Tengo una memoria rara. No sé contar cuentos. Admiro a los que se acercan a un piano y sin decir ni mu, tocan levantando apenas la vista ante un señor en un podio que a su vez dibuja garabatos en el aire con un palito y todo suena de maravillas. Horas. Apenas vi una película o leí un libro les cae encima una losa; me los olvidé. O sea que si algo o alguien me queda es porque lo tengo incorporado por endovenosa, asociado en forma inseparable a mi respiración. Sé que para mí una película es grande cuando después de la palabra FIN todo el mundo tiene cara de personajes y paisajes de la película. Por un buen rato sigo estando dentro, no se disipa y la comento, la discuto, por o contra, días. Es mala cuando a los veinte minutos me empiezo a revolver en el asiento y no aguanto mis propias nalgas, cabeceo, me quiero escapar, pero el milagro de esa sábana blanca enfrente nos sigue teniendo agarrados a la pata de la butaca.
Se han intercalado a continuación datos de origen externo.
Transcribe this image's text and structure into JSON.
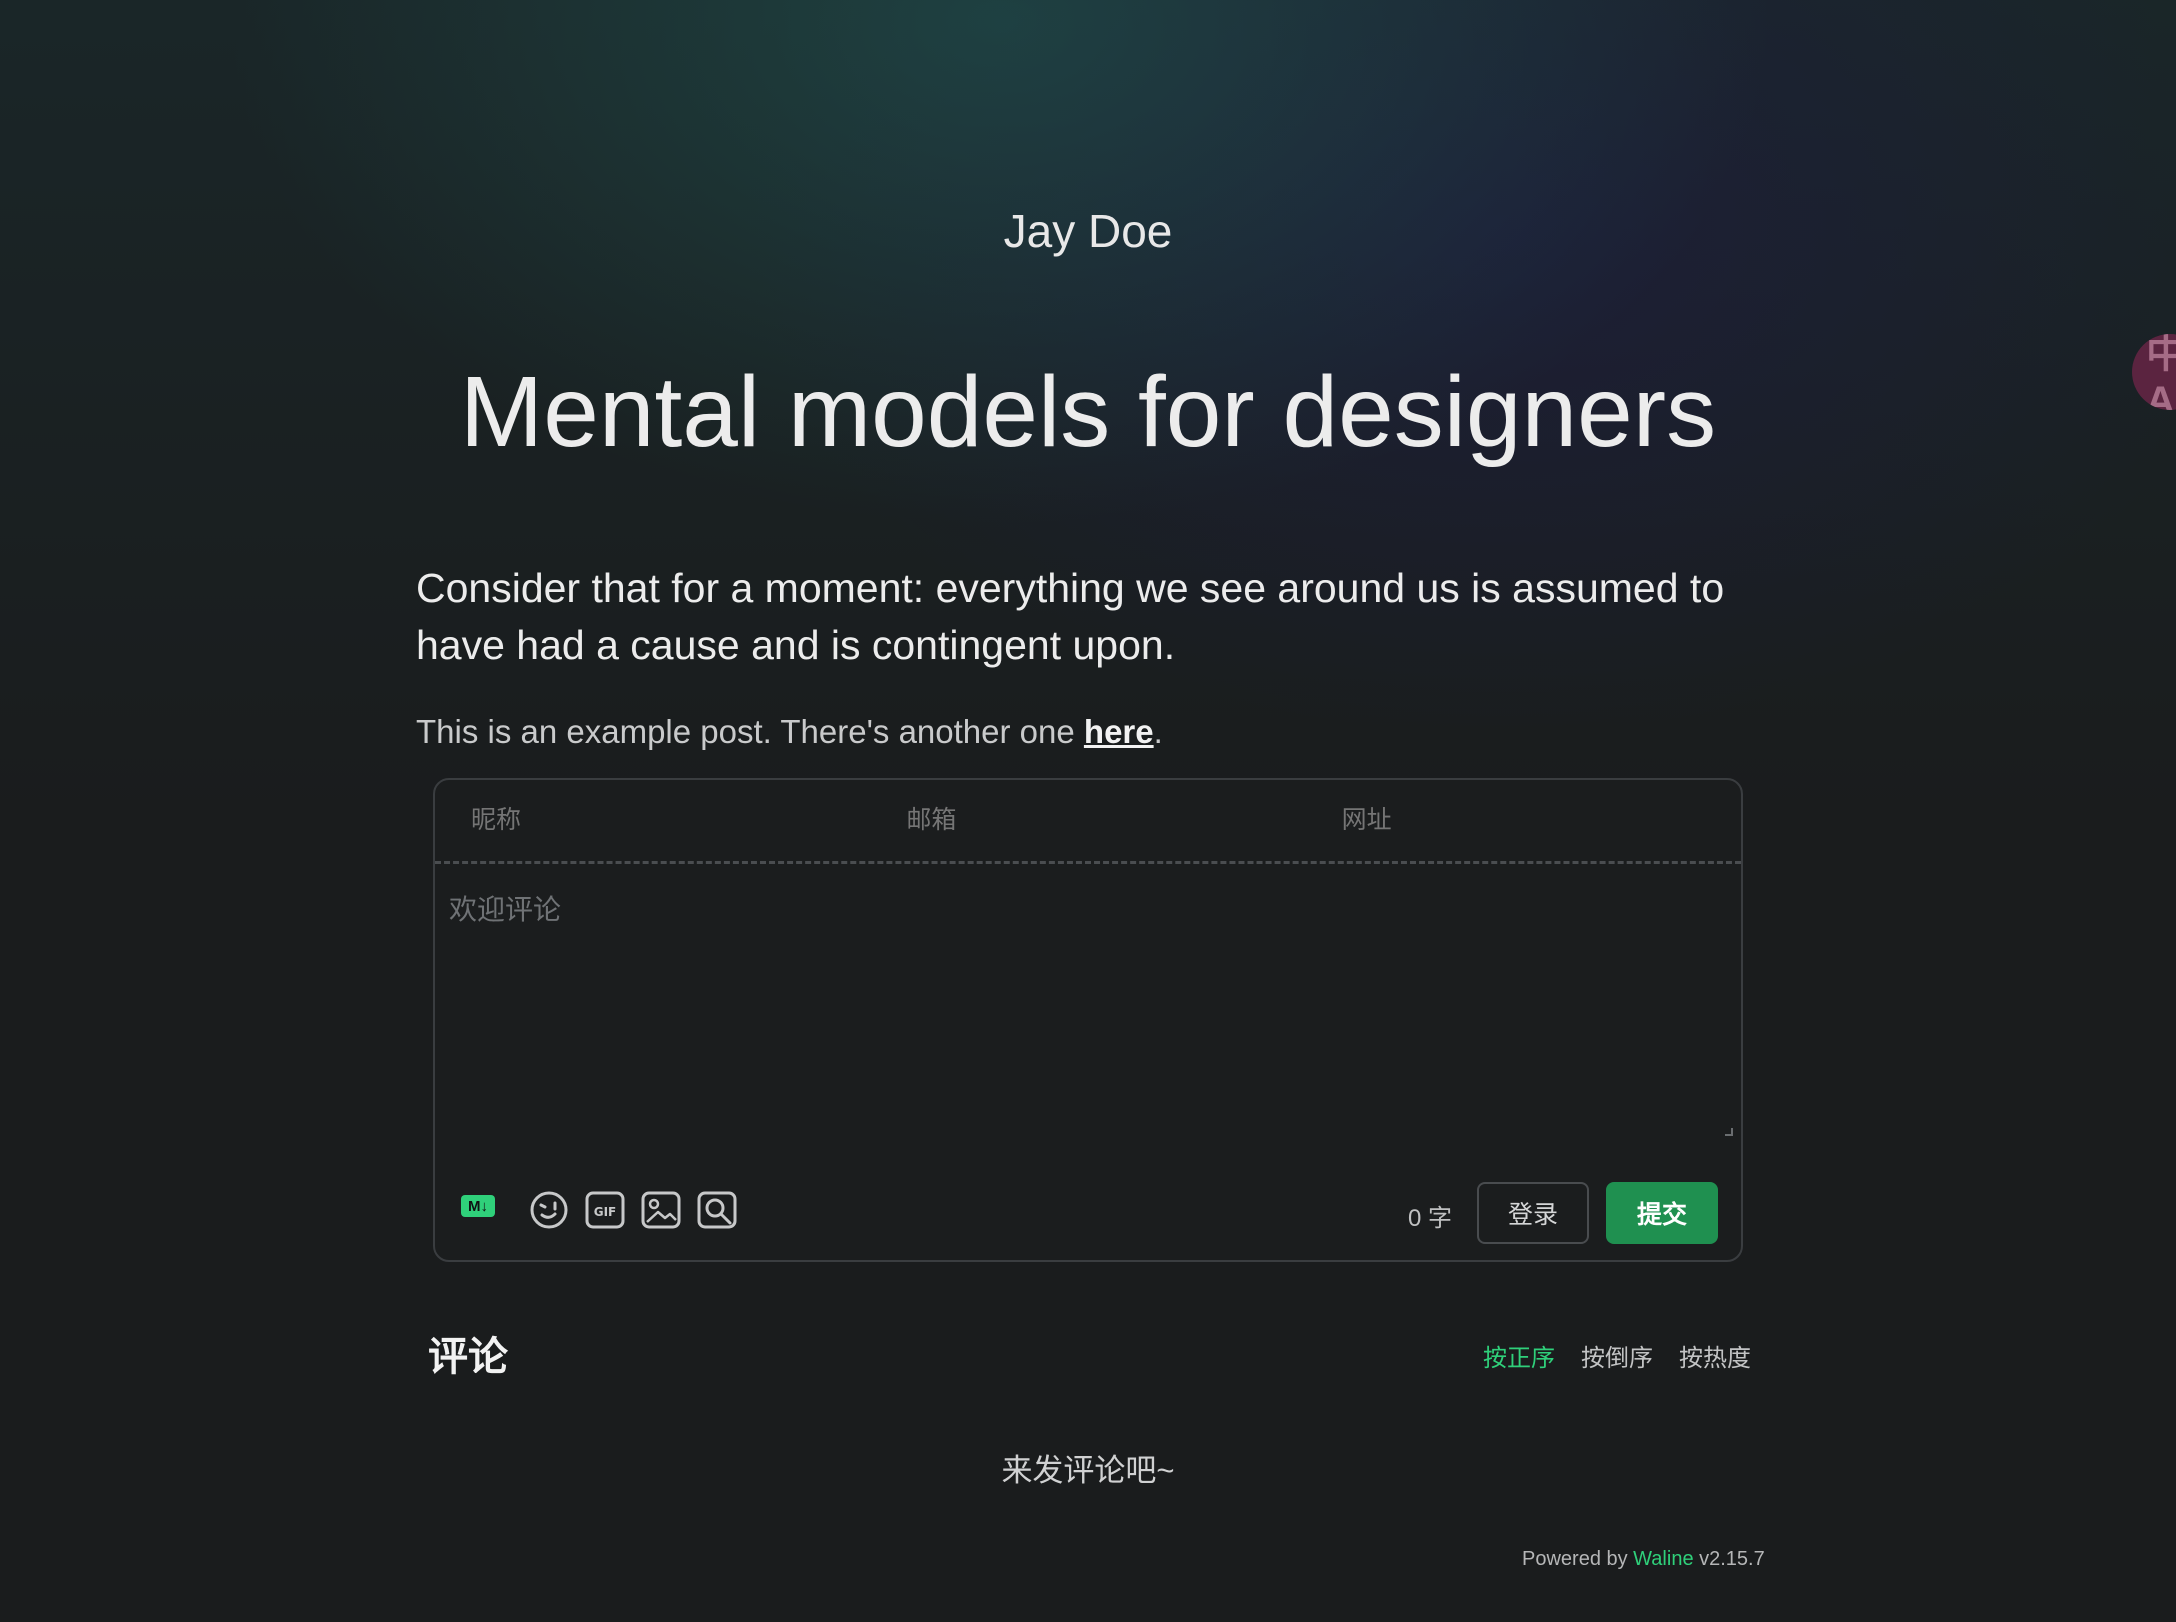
{
  "header": {
    "author": "Jay Doe",
    "title": "Mental models for designers"
  },
  "article": {
    "lead": "Consider that for a moment: everything we see around us is assumed to have had a cause and is contingent upon.",
    "note_prefix": "This is an example post. There's another one ",
    "note_link": "here",
    "note_suffix": "."
  },
  "language_toggle": {
    "label": "中A"
  },
  "comment_form": {
    "nickname_placeholder": "昵称",
    "email_placeholder": "邮箱",
    "website_placeholder": "网址",
    "editor_placeholder": "欢迎评论",
    "toolbar": {
      "markdown_icon_text": "M↓",
      "icons": [
        "emoji-icon",
        "gif-icon",
        "image-icon",
        "preview-icon"
      ]
    },
    "word_count": "0",
    "word_unit": "字",
    "login_label": "登录",
    "submit_label": "提交"
  },
  "comments": {
    "title": "评论",
    "sort_options": [
      "按正序",
      "按倒序",
      "按热度"
    ],
    "active_sort": "按正序",
    "empty_text": "来发评论吧~"
  },
  "footer": {
    "powered_prefix": "Powered by ",
    "brand": "Waline",
    "version": " v2.15.7"
  },
  "colors": {
    "accent": "#2fd07a",
    "submit_bg": "#1f9050",
    "page_bg": "#1a1c1d"
  }
}
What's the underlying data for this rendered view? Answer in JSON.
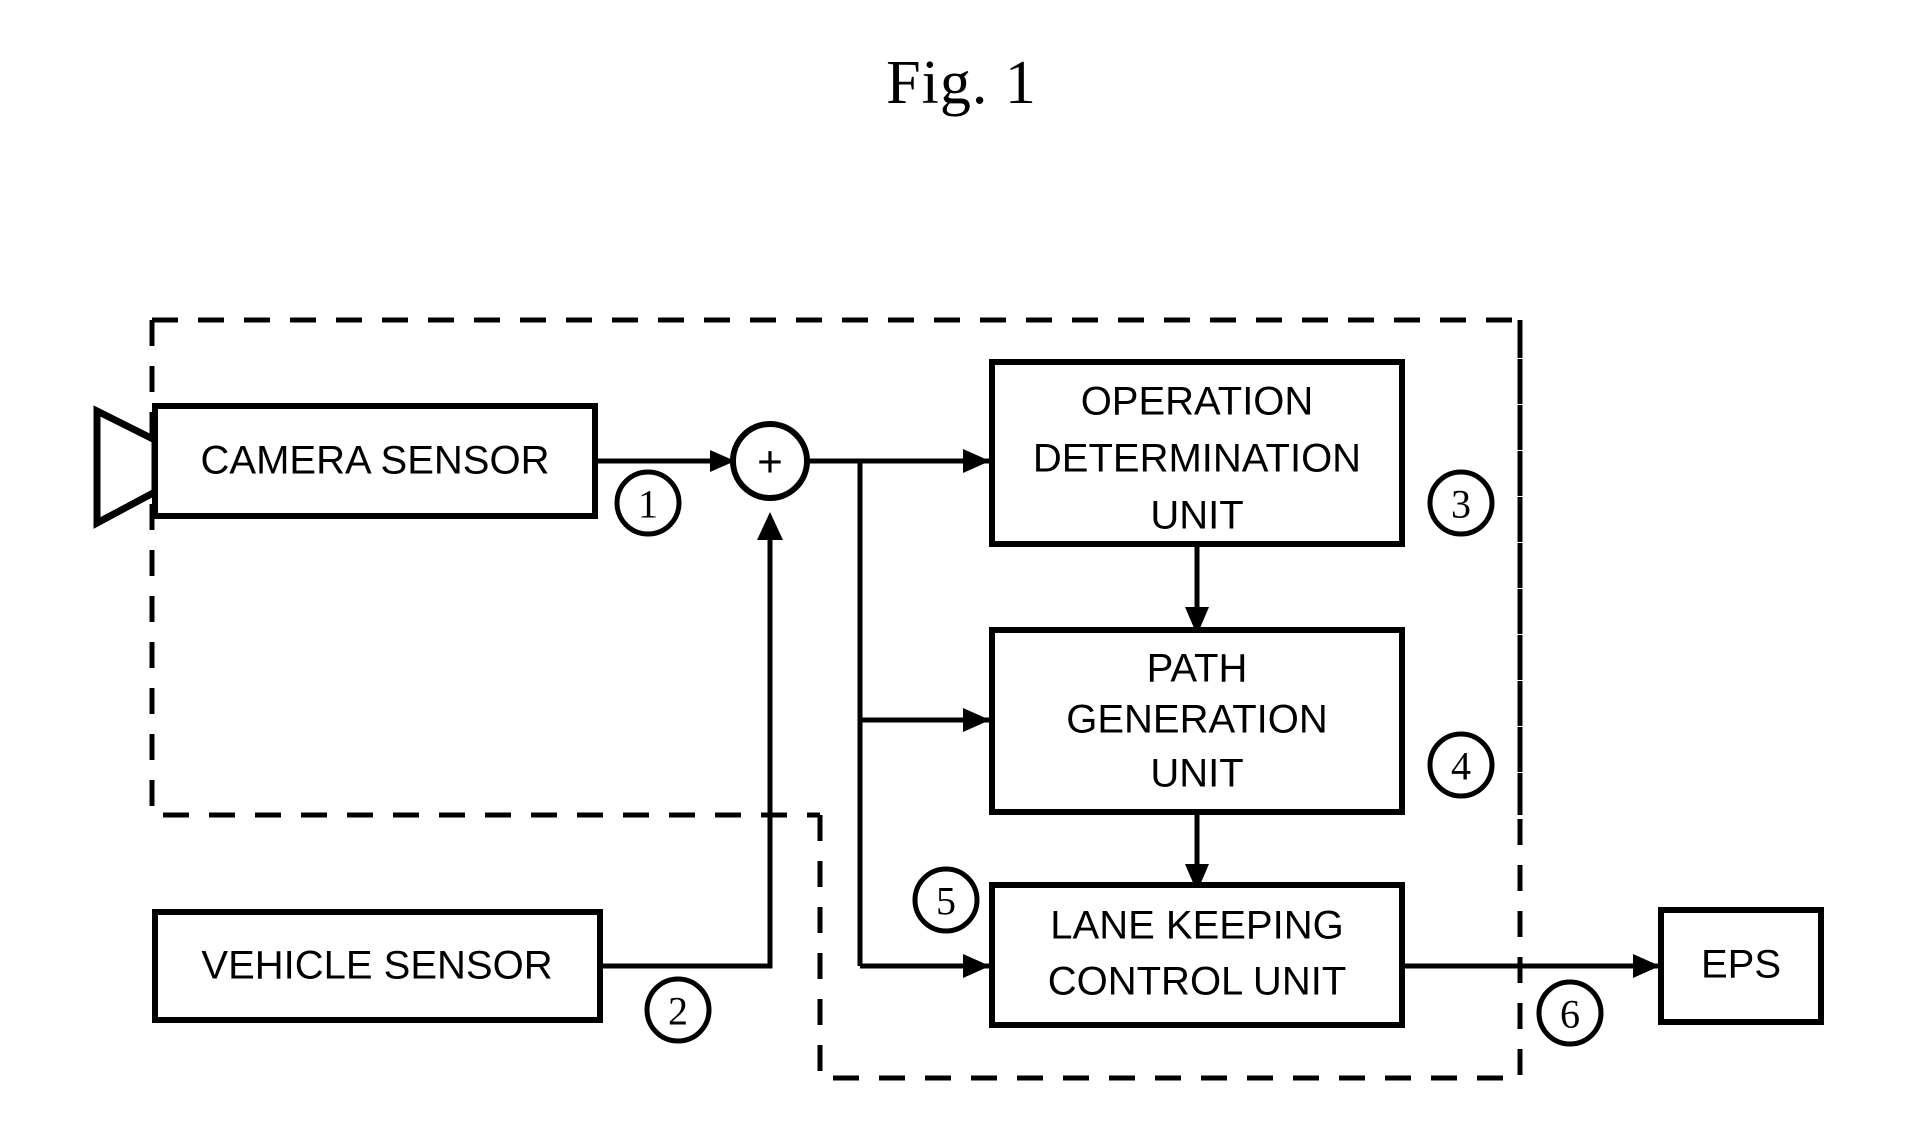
{
  "figure": {
    "title": "Fig. 1",
    "type": "block-diagram",
    "caption_position": "top-center"
  },
  "colors": {
    "stroke": "#000000",
    "background": "#ffffff",
    "fill": "#ffffff"
  },
  "blocks": {
    "camera_sensor": {
      "label": "CAMERA SENSOR",
      "ref": "1",
      "icon": "camera-lens-icon"
    },
    "vehicle_sensor": {
      "label": "VEHICLE SENSOR",
      "ref": "2"
    },
    "operation_determination_unit": {
      "label_line1": "OPERATION",
      "label_line2": "DETERMINATION",
      "label_line3": "UNIT",
      "ref": "3"
    },
    "path_generation_unit": {
      "label_line1": "PATH",
      "label_line2": "GENERATION",
      "label_line3": "UNIT",
      "ref": "4"
    },
    "lane_keeping_control_unit": {
      "label_line1": "LANE KEEPING",
      "label_line2": "CONTROL UNIT",
      "ref": "5"
    },
    "eps": {
      "label": "EPS",
      "ref": "6"
    }
  },
  "junction": {
    "symbol": "+",
    "name": "summing-junction"
  },
  "reference_numerals": [
    "1",
    "2",
    "3",
    "4",
    "5",
    "6"
  ],
  "dashed_regions": [
    {
      "name": "sensing-region"
    },
    {
      "name": "control-region"
    }
  ]
}
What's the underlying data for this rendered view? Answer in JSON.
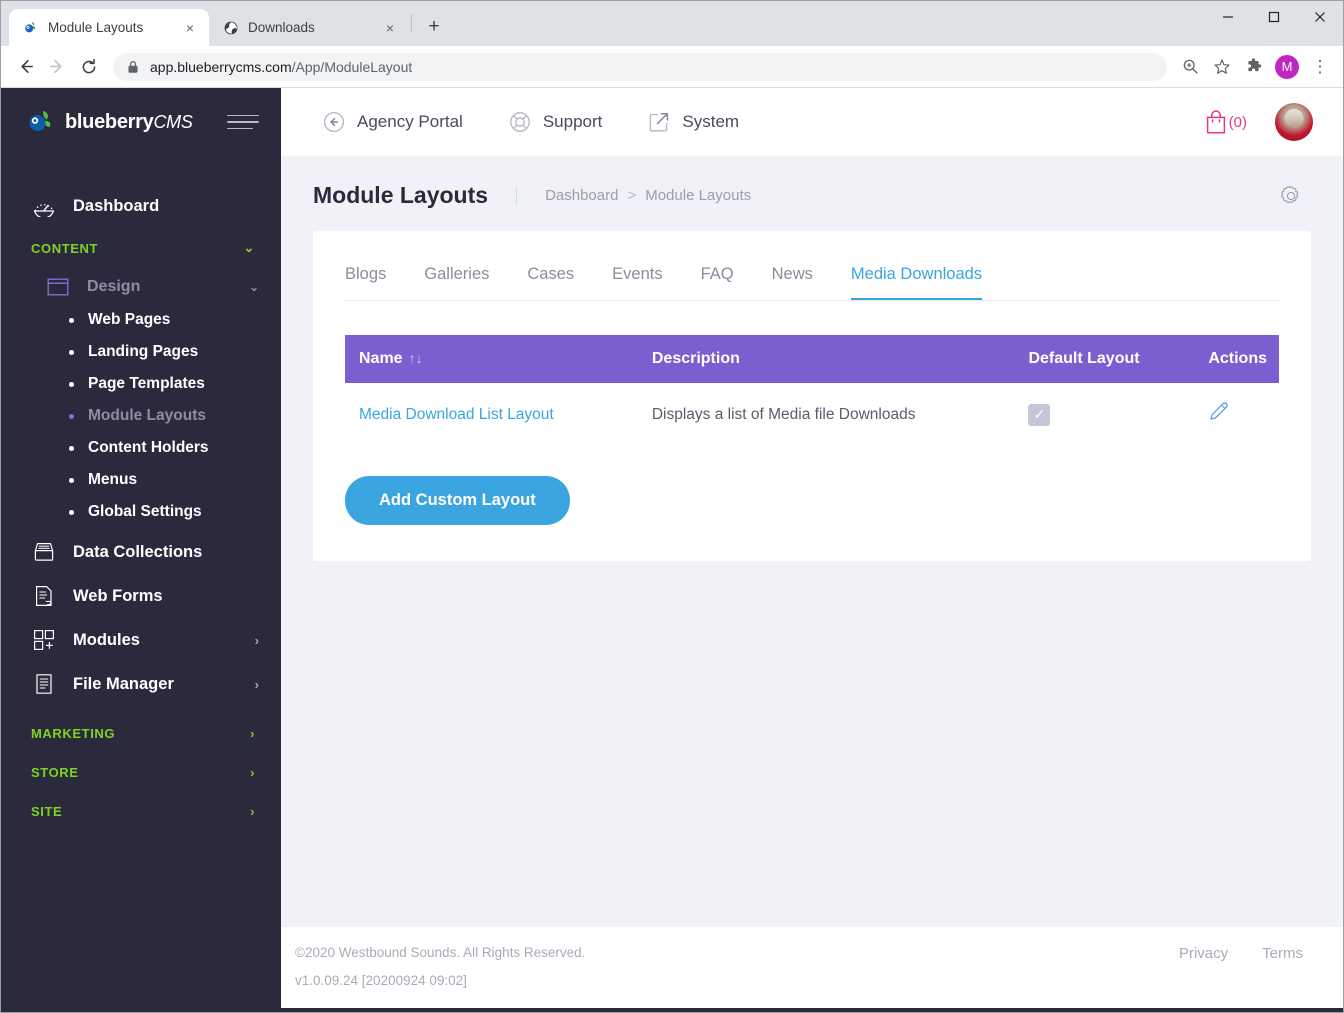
{
  "browser": {
    "tabs": [
      {
        "title": "Module Layouts",
        "favicon": "blueberry-icon",
        "active": true,
        "close_label": "×"
      },
      {
        "title": "Downloads",
        "favicon": "globe-icon",
        "active": false,
        "close_label": "×"
      }
    ],
    "new_tab_label": "+",
    "window_controls": {
      "minimize": "—",
      "maximize": "□",
      "close": "✕"
    },
    "nav": {
      "back": "←",
      "forward": "→",
      "reload": "⟳"
    },
    "address": {
      "host": "app.blueberrycms.com",
      "path": "/App/ModuleLayout",
      "lock": "lock-icon"
    },
    "toolbar_icons": [
      "zoom-icon",
      "bookmark-star-icon",
      "extensions-puzzle-icon",
      "profile-avatar",
      "more-menu-icon"
    ],
    "profile_initial": "M",
    "more_menu_label": "⋮"
  },
  "sidebar": {
    "brand": {
      "name": "blueberry",
      "suffix": "CMS"
    },
    "hamburger_label": "menu-toggle",
    "dashboard": {
      "label": "Dashboard",
      "icon": "gauge-icon"
    },
    "sections": [
      {
        "label": "CONTENT",
        "chevron": "⌄",
        "expanded": true,
        "groups": [
          {
            "label": "Design",
            "icon": "window-icon",
            "chevron": "⌄",
            "current": true,
            "items": [
              {
                "label": "Web Pages",
                "current": false
              },
              {
                "label": "Landing Pages",
                "current": false
              },
              {
                "label": "Page Templates",
                "current": false
              },
              {
                "label": "Module Layouts",
                "current": true
              },
              {
                "label": "Content Holders",
                "current": false
              },
              {
                "label": "Menus",
                "current": false
              },
              {
                "label": "Global Settings",
                "current": false
              }
            ]
          }
        ],
        "links": [
          {
            "label": "Data Collections",
            "icon": "inbox-icon",
            "chevron": ""
          },
          {
            "label": "Web Forms",
            "icon": "form-icon",
            "chevron": ""
          },
          {
            "label": "Modules",
            "icon": "modules-grid-icon",
            "chevron": "›"
          },
          {
            "label": "File Manager",
            "icon": "document-icon",
            "chevron": "›"
          }
        ]
      },
      {
        "label": "MARKETING",
        "chevron": "›",
        "expanded": false,
        "groups": [],
        "links": []
      },
      {
        "label": "STORE",
        "chevron": "›",
        "expanded": false,
        "groups": [],
        "links": []
      },
      {
        "label": "SITE",
        "chevron": "›",
        "expanded": false,
        "groups": [],
        "links": []
      }
    ]
  },
  "topbar": {
    "items": [
      {
        "label": "Agency Portal",
        "icon": "circle-arrow-left-icon"
      },
      {
        "label": "Support",
        "icon": "lifebuoy-icon"
      },
      {
        "label": "System",
        "icon": "external-link-icon"
      }
    ],
    "cart": {
      "icon": "shopping-bag-icon",
      "count_label": "(0)"
    },
    "avatar": "user-avatar"
  },
  "page": {
    "title": "Module Layouts",
    "breadcrumb": {
      "root": "Dashboard",
      "separator": ">",
      "current": "Module Layouts"
    },
    "settings_icon": "gear-icon"
  },
  "tabs": [
    {
      "label": "Blogs",
      "active": false
    },
    {
      "label": "Galleries",
      "active": false
    },
    {
      "label": "Cases",
      "active": false
    },
    {
      "label": "Events",
      "active": false
    },
    {
      "label": "FAQ",
      "active": false
    },
    {
      "label": "News",
      "active": false
    },
    {
      "label": "Media Downloads",
      "active": true
    }
  ],
  "table": {
    "columns": [
      "Name",
      "Description",
      "Default Layout",
      "Actions"
    ],
    "sort_icon": "↑↓",
    "rows": [
      {
        "name": "Media Download List Layout",
        "description": "Displays a list of Media file Downloads",
        "default_layout": true,
        "checkmark": "✓",
        "action_icon": "edit-pencil-icon"
      }
    ]
  },
  "actions": {
    "add_layout_label": "Add Custom Layout"
  },
  "footer": {
    "copyright": "©2020 Westbound Sounds. All Rights Reserved.",
    "version": "v1.0.09.24 [20200924 09:02]",
    "links": [
      {
        "label": "Privacy"
      },
      {
        "label": "Terms"
      }
    ]
  },
  "colors": {
    "sidebar_bg": "#2b2a3d",
    "accent_blue": "#3ba5e0",
    "table_header_purple": "#7b5fd0",
    "section_green": "#7ed321",
    "cart_pink": "#e8368f",
    "content_bg": "#f1f2f7"
  }
}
La elocuente imagen de una pila de zapatos en Noche y niebla, de Resnais.

Inolvidable para mí por ejemplo, el llamado desesperado de la nena Paulette, gritando ¡Michel, Michel, Michel!!! en Juegos prohibidos, de René Clement (1952). Creo que fue la primera vez que fui a una trasnoche. Fue la del Cine Club Núcleo y todo tenía perfume de aventura; los que fuimos a verla y el nombre que la chiquita repetía. La actriz, Brigitte Fossey, que por entonces tenía cinco años, haga lo que haga me sigue contando hasta hoy entre sus devotas. Y cuando las cosas de la vida pusieron en mi camino una persona, parte de la seducción del personaje residió –él nunca lo supo–, en que se llamaba Michel.

Otra, un cine: había que atravesar el túnel de Olivos. El cine, el de la UES en “la Quinta”; dieron Una Eva y dos adanes. Me morí de amor por Tony Curtis y fue la única vez que chillé de histeria –yo creía que era pasión–, cada vez que aparecía en la película.

La pequeña Brigitte Fossey en Juegos prohibidos, de René Clement.

Otro tipo cuya efigie me acompañó más o menos hasta los veinte fue Joseph Cotten. Por bueno e incomprendido. En aquellos años la verdad y el amor siempre, salvo error u omisión, triunfaban. (¿Identificada, rebelde yo?) Una versión contemporánea de seducida total me la ofrece el cafecito cómplice con quien ya saben de Nexpresso, what else?

Para terminar: nunca me niego a ver y rever los 32 minutos más sobrios e indispensables de imagen y texto sobre la desgracia concentracionaria: Noche y niebla, 1955, de Alain Resnais y texto del gran Jean Cayrol.

La del estribo: en el mar terrible de blanco y negro, los tres puntos rojos del tapadito de la nena de La lista de Schindler. Por lo general no repito película, pero esa sí. La emoción intacta.

El abrigo rojo, en la pantalla blanco y negro en La lista de Schindler, de Spielberg.